Mrs. Hauser’s daughter filed a Superior Court complaint against her own brother and his wife, alleging, among other claims, tortious interference with an expected inheritance. Her complaint stated that “the Defendants’ wrongful acts in causing the transfer and withdrawal of Ms. Hauser’s funds have depleted the assets of her eventual estate, thereby diminishing Plaintiff’s expected inheritance.” The plaintiff acknowledged that her claim was a novel one for North Carolina but pointed to other states, such as Maine, which have recognized this cause of action.

Her complaint was dismissed by the Superior Court judge, and the Plaintiff gave notice of appeal.

Unfortunately for the Plaintiff, the North Carolina Court of Appeals ruled that her claim of tortious interference with expected inheritance had been properly dismissed. Relying on previous cases, the Court stated that “a child possesses no interest whatsoever in the property of a living parent…his right to inherit the property of his parent does not even exist during the lifetime of [the parent]…a parent has the absolute right to dispose of his property by gift or otherwise as he pleases.”

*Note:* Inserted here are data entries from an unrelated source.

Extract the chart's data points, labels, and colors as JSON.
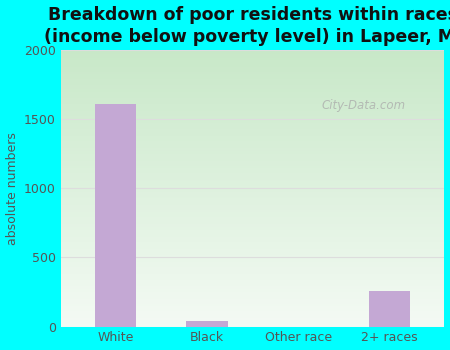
{
  "categories": [
    "White",
    "Black",
    "Other race",
    "2+ races"
  ],
  "values": [
    1610,
    40,
    0,
    260
  ],
  "bar_color": "#c4a8d4",
  "title": "Breakdown of poor residents within races\n(income below poverty level) in Lapeer, MI",
  "ylabel": "absolute numbers",
  "ylim": [
    0,
    2000
  ],
  "yticks": [
    0,
    500,
    1000,
    1500,
    2000
  ],
  "background_color": "#00ffff",
  "plot_bg_top": "#c8e8c8",
  "plot_bg_bottom": "#f4faf4",
  "title_fontsize": 12.5,
  "label_fontsize": 9,
  "tick_fontsize": 9,
  "watermark": "City-Data.com",
  "grid_color": "#dddddd",
  "bar_width": 0.45
}
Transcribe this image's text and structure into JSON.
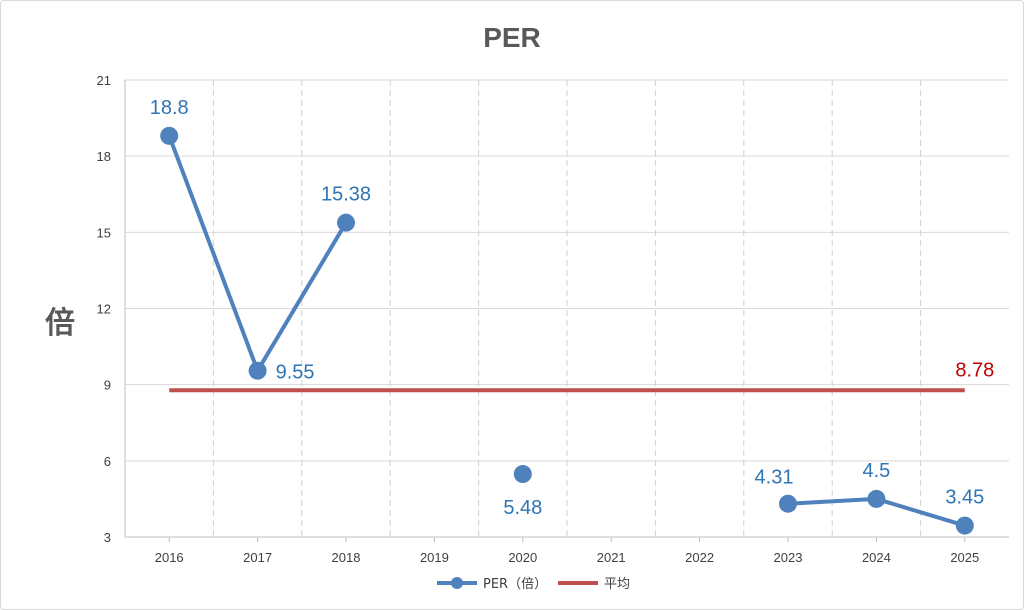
{
  "chart_data": {
    "type": "line",
    "title": "PER",
    "ylabel": "倍",
    "xlabel": "",
    "categories": [
      "2016",
      "2017",
      "2018",
      "2019",
      "2020",
      "2021",
      "2022",
      "2023",
      "2024",
      "2025"
    ],
    "ylim": [
      3,
      21
    ],
    "yticks": [
      3,
      6,
      9,
      12,
      15,
      18,
      21
    ],
    "grid": {
      "x": true,
      "y": true,
      "x_style": "dashed",
      "y_style": "solid"
    },
    "legend": "bottom",
    "series": [
      {
        "name": "PER（倍）",
        "color": "#4f81bd",
        "label_color": "#2e75b6",
        "marker": "circle",
        "values": [
          18.8,
          9.55,
          15.38,
          null,
          5.48,
          null,
          null,
          4.31,
          4.5,
          3.45
        ],
        "labels": [
          "18.8",
          "9.55",
          "15.38",
          "",
          "5.48",
          "",
          "",
          "4.31",
          "4.5",
          "3.45"
        ]
      },
      {
        "name": "平均",
        "color": "#c0504d",
        "label_color": "#c00000",
        "marker": "none",
        "values": [
          8.78,
          8.78,
          8.78,
          8.78,
          8.78,
          8.78,
          8.78,
          8.78,
          8.78,
          8.78
        ],
        "labels": [
          "",
          "",
          "",
          "",
          "",
          "",
          "",
          "",
          "",
          "8.78"
        ]
      }
    ]
  }
}
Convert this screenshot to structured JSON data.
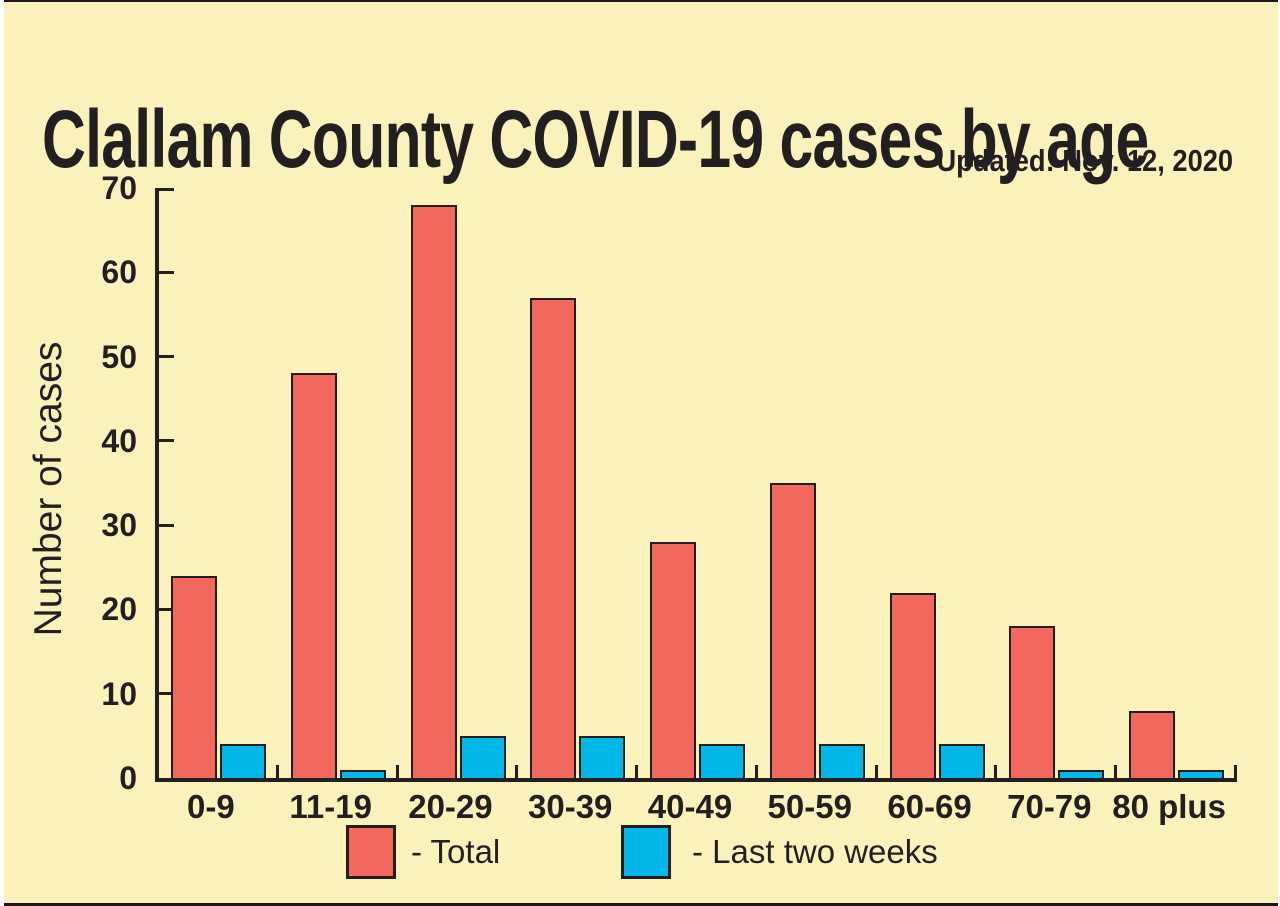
{
  "title": "Clallam County COVID-19 cases by age",
  "updated": "Updated: Nov. 12, 2020",
  "chart_data": {
    "type": "bar",
    "title": "Clallam County COVID-19 cases by age",
    "subtitle": "Updated: Nov. 12, 2020",
    "xlabel": "",
    "ylabel": "Number of cases",
    "categories": [
      "0-9",
      "11-19",
      "20-29",
      "30-39",
      "40-49",
      "50-59",
      "60-69",
      "70-79",
      "80 plus"
    ],
    "series": [
      {
        "name": "Total",
        "color": "#f2685d",
        "values": [
          24,
          48,
          68,
          57,
          28,
          35,
          22,
          18,
          8
        ]
      },
      {
        "name": "Last two weeks",
        "color": "#00b7e8",
        "values": [
          4,
          1,
          5,
          5,
          4,
          4,
          4,
          1,
          1
        ]
      }
    ],
    "ylim": [
      0,
      70
    ],
    "yticks": [
      0,
      10,
      20,
      30,
      40,
      50,
      60,
      70
    ],
    "grid": false,
    "legend_position": "bottom"
  },
  "legend": {
    "total_label": "- Total",
    "last_two_weeks_label": "- Last two weeks"
  },
  "colors": {
    "background": "#fbf2bb",
    "total_bar": "#f2685d",
    "last_two_weeks_bar": "#00b7e8",
    "axis_and_text": "#231f20"
  }
}
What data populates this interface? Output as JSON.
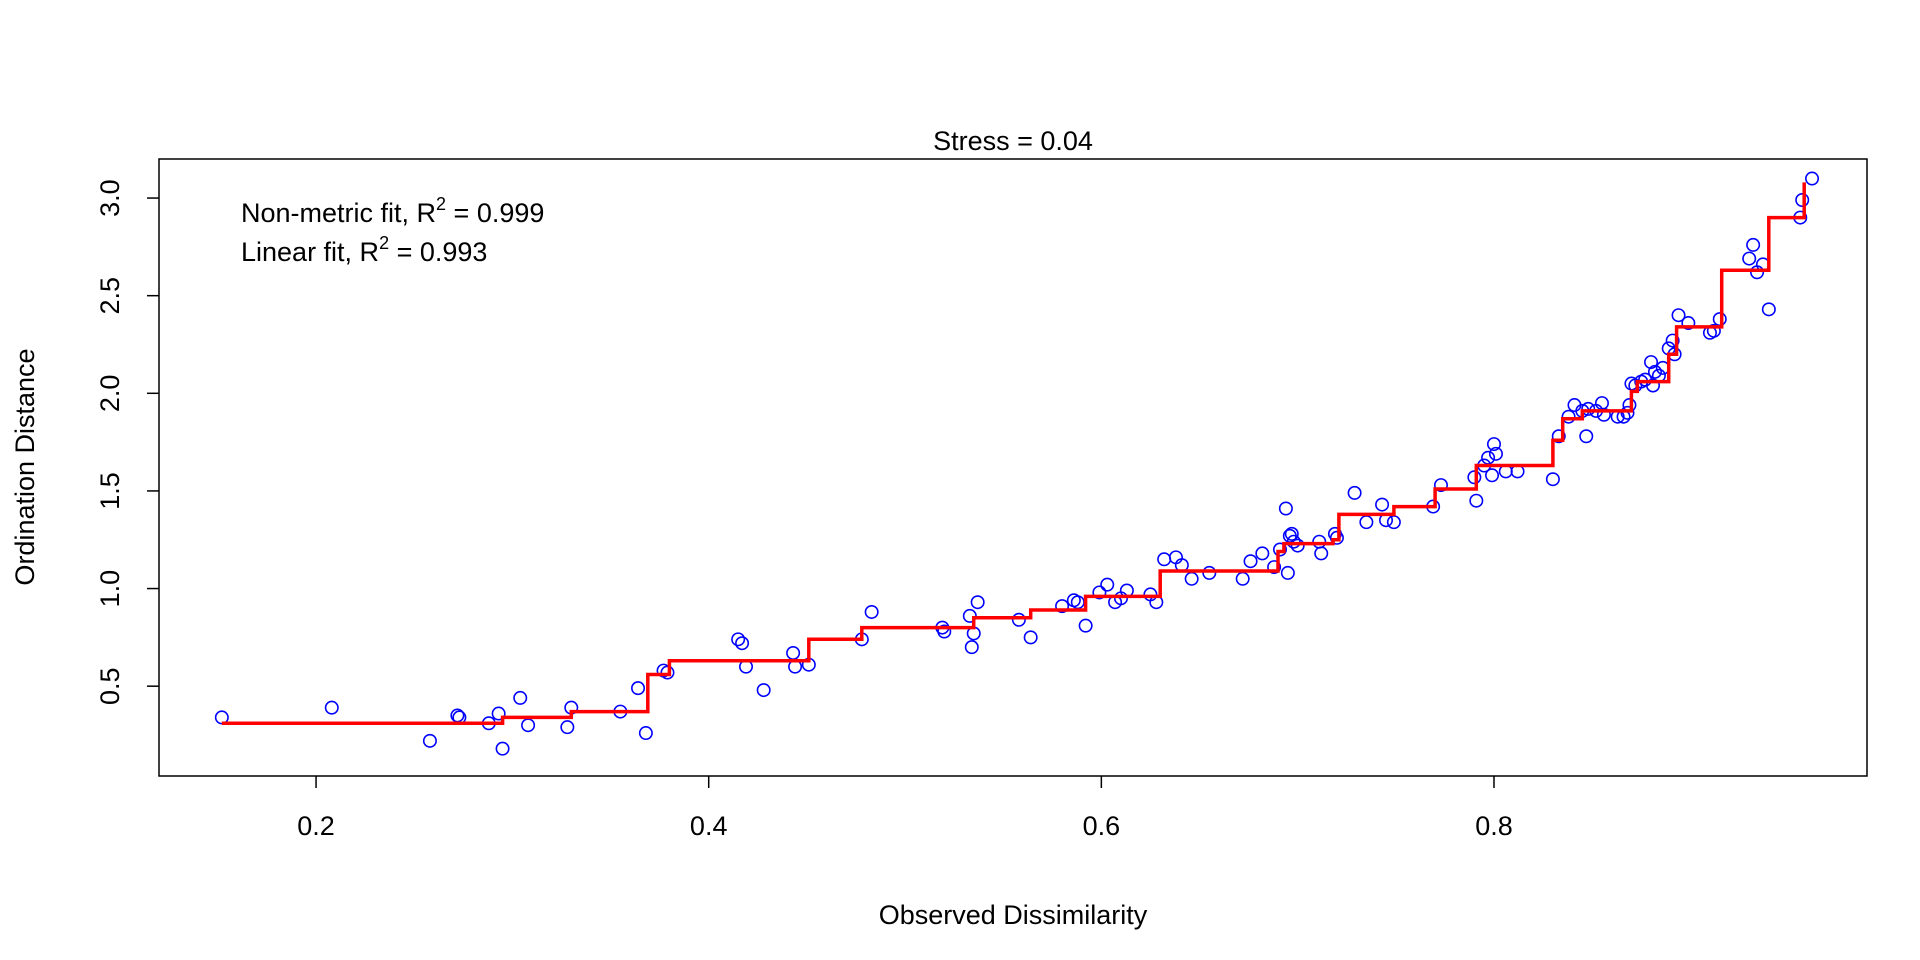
{
  "chart_data": {
    "type": "scatter",
    "title": "Stress = 0.04",
    "xlabel": "Observed Dissimilarity",
    "ylabel": "Ordination Distance",
    "xlim": [
      0.12,
      0.99
    ],
    "ylim": [
      0.04,
      3.2
    ],
    "xticks": [
      0.2,
      0.4,
      0.6,
      0.8
    ],
    "xtick_labels": [
      "0.2",
      "0.4",
      "0.6",
      "0.8"
    ],
    "yticks": [
      0.5,
      1.0,
      1.5,
      2.0,
      2.5,
      3.0
    ],
    "ytick_labels": [
      "0.5",
      "1.0",
      "1.5",
      "2.0",
      "2.5",
      "3.0"
    ],
    "grid": false,
    "annotations": [
      {
        "text": "Non-metric fit, R",
        "sup": "2",
        "value": " = 0.999"
      },
      {
        "text": "Linear fit, R",
        "sup": "2",
        "value": " = 0.993"
      }
    ],
    "colors": {
      "points": "#0000ff",
      "step_fit": "#ff0000",
      "axes": "#000000"
    },
    "points": [
      [
        0.152,
        0.34
      ],
      [
        0.208,
        0.39
      ],
      [
        0.258,
        0.22
      ],
      [
        0.272,
        0.35
      ],
      [
        0.273,
        0.34
      ],
      [
        0.288,
        0.31
      ],
      [
        0.293,
        0.36
      ],
      [
        0.295,
        0.18
      ],
      [
        0.304,
        0.44
      ],
      [
        0.308,
        0.3
      ],
      [
        0.328,
        0.29
      ],
      [
        0.33,
        0.39
      ],
      [
        0.355,
        0.37
      ],
      [
        0.364,
        0.49
      ],
      [
        0.368,
        0.26
      ],
      [
        0.377,
        0.58
      ],
      [
        0.379,
        0.57
      ],
      [
        0.415,
        0.74
      ],
      [
        0.417,
        0.72
      ],
      [
        0.419,
        0.6
      ],
      [
        0.428,
        0.48
      ],
      [
        0.443,
        0.67
      ],
      [
        0.444,
        0.6
      ],
      [
        0.451,
        0.61
      ],
      [
        0.478,
        0.74
      ],
      [
        0.483,
        0.88
      ],
      [
        0.519,
        0.8
      ],
      [
        0.52,
        0.78
      ],
      [
        0.533,
        0.86
      ],
      [
        0.534,
        0.7
      ],
      [
        0.535,
        0.77
      ],
      [
        0.537,
        0.93
      ],
      [
        0.558,
        0.84
      ],
      [
        0.564,
        0.75
      ],
      [
        0.58,
        0.91
      ],
      [
        0.586,
        0.94
      ],
      [
        0.588,
        0.93
      ],
      [
        0.592,
        0.81
      ],
      [
        0.599,
        0.98
      ],
      [
        0.603,
        1.02
      ],
      [
        0.607,
        0.93
      ],
      [
        0.61,
        0.95
      ],
      [
        0.613,
        0.99
      ],
      [
        0.625,
        0.97
      ],
      [
        0.628,
        0.93
      ],
      [
        0.632,
        1.15
      ],
      [
        0.638,
        1.16
      ],
      [
        0.641,
        1.12
      ],
      [
        0.646,
        1.05
      ],
      [
        0.655,
        1.08
      ],
      [
        0.672,
        1.05
      ],
      [
        0.676,
        1.14
      ],
      [
        0.682,
        1.18
      ],
      [
        0.688,
        1.11
      ],
      [
        0.691,
        1.2
      ],
      [
        0.694,
        1.41
      ],
      [
        0.696,
        1.27
      ],
      [
        0.697,
        1.28
      ],
      [
        0.698,
        1.24
      ],
      [
        0.7,
        1.22
      ],
      [
        0.695,
        1.08
      ],
      [
        0.711,
        1.24
      ],
      [
        0.712,
        1.18
      ],
      [
        0.719,
        1.28
      ],
      [
        0.72,
        1.26
      ],
      [
        0.729,
        1.49
      ],
      [
        0.735,
        1.34
      ],
      [
        0.743,
        1.43
      ],
      [
        0.745,
        1.35
      ],
      [
        0.749,
        1.34
      ],
      [
        0.769,
        1.42
      ],
      [
        0.773,
        1.53
      ],
      [
        0.79,
        1.57
      ],
      [
        0.791,
        1.45
      ],
      [
        0.795,
        1.63
      ],
      [
        0.797,
        1.67
      ],
      [
        0.799,
        1.58
      ],
      [
        0.8,
        1.74
      ],
      [
        0.801,
        1.69
      ],
      [
        0.806,
        1.6
      ],
      [
        0.812,
        1.6
      ],
      [
        0.83,
        1.56
      ],
      [
        0.833,
        1.78
      ],
      [
        0.838,
        1.88
      ],
      [
        0.841,
        1.94
      ],
      [
        0.845,
        1.91
      ],
      [
        0.847,
        1.78
      ],
      [
        0.848,
        1.92
      ],
      [
        0.852,
        1.91
      ],
      [
        0.855,
        1.95
      ],
      [
        0.856,
        1.89
      ],
      [
        0.863,
        1.88
      ],
      [
        0.866,
        1.88
      ],
      [
        0.868,
        1.9
      ],
      [
        0.869,
        1.94
      ],
      [
        0.87,
        2.05
      ],
      [
        0.872,
        2.04
      ],
      [
        0.875,
        2.06
      ],
      [
        0.877,
        2.07
      ],
      [
        0.88,
        2.16
      ],
      [
        0.881,
        2.04
      ],
      [
        0.882,
        2.11
      ],
      [
        0.884,
        2.09
      ],
      [
        0.886,
        2.13
      ],
      [
        0.889,
        2.23
      ],
      [
        0.891,
        2.27
      ],
      [
        0.892,
        2.2
      ],
      [
        0.894,
        2.4
      ],
      [
        0.899,
        2.36
      ],
      [
        0.91,
        2.31
      ],
      [
        0.912,
        2.32
      ],
      [
        0.915,
        2.38
      ],
      [
        0.93,
        2.69
      ],
      [
        0.932,
        2.76
      ],
      [
        0.934,
        2.62
      ],
      [
        0.937,
        2.66
      ],
      [
        0.94,
        2.43
      ],
      [
        0.956,
        2.9
      ],
      [
        0.957,
        2.99
      ],
      [
        0.962,
        3.1
      ]
    ],
    "step_fit": [
      [
        0.152,
        0.31
      ],
      [
        0.295,
        0.31
      ],
      [
        0.295,
        0.34
      ],
      [
        0.33,
        0.34
      ],
      [
        0.33,
        0.37
      ],
      [
        0.369,
        0.37
      ],
      [
        0.369,
        0.56
      ],
      [
        0.38,
        0.56
      ],
      [
        0.38,
        0.63
      ],
      [
        0.451,
        0.63
      ],
      [
        0.451,
        0.74
      ],
      [
        0.478,
        0.74
      ],
      [
        0.478,
        0.8
      ],
      [
        0.535,
        0.8
      ],
      [
        0.535,
        0.85
      ],
      [
        0.564,
        0.85
      ],
      [
        0.564,
        0.89
      ],
      [
        0.592,
        0.89
      ],
      [
        0.592,
        0.96
      ],
      [
        0.63,
        0.96
      ],
      [
        0.63,
        1.09
      ],
      [
        0.69,
        1.09
      ],
      [
        0.69,
        1.19
      ],
      [
        0.693,
        1.19
      ],
      [
        0.693,
        1.23
      ],
      [
        0.718,
        1.23
      ],
      [
        0.718,
        1.25
      ],
      [
        0.721,
        1.25
      ],
      [
        0.721,
        1.38
      ],
      [
        0.749,
        1.38
      ],
      [
        0.749,
        1.42
      ],
      [
        0.77,
        1.42
      ],
      [
        0.77,
        1.51
      ],
      [
        0.791,
        1.51
      ],
      [
        0.791,
        1.63
      ],
      [
        0.83,
        1.63
      ],
      [
        0.83,
        1.76
      ],
      [
        0.835,
        1.76
      ],
      [
        0.835,
        1.87
      ],
      [
        0.845,
        1.87
      ],
      [
        0.845,
        1.91
      ],
      [
        0.87,
        1.91
      ],
      [
        0.87,
        2.01
      ],
      [
        0.873,
        2.01
      ],
      [
        0.873,
        2.06
      ],
      [
        0.889,
        2.06
      ],
      [
        0.889,
        2.2
      ],
      [
        0.893,
        2.2
      ],
      [
        0.893,
        2.34
      ],
      [
        0.916,
        2.34
      ],
      [
        0.916,
        2.63
      ],
      [
        0.94,
        2.63
      ],
      [
        0.94,
        2.9
      ],
      [
        0.958,
        2.9
      ],
      [
        0.958,
        3.08
      ]
    ]
  }
}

The Court of Appeals was careful to note that there was no indication that Mrs. Hauser had been adjudicated incompetent or had otherwise been found incapable of handling her own affairs. The Court also pointed out that the Supreme Court of North Carolina, if it heard the case, might choose to recognize the tort, and that the General Assembly might choose to pass legislation creating the cause of action. Under the circumstances, however, the Court followed precedent and refused to recognize tortious interference with an expected inheritance.

What does this mean for adult children who are unhappy with their parents for “spending their inheritance” and possibly favoring one sibling over another? It means that your inheritance isn’t yours until you actually inherit it. Your parents’ money and property belong to your parents, and they can choose to spend it, give it away, or save it as they please.

(Nancy Ray, Attorney at Law is a Teaching Instructor in the Finance Department at East Carolina University.)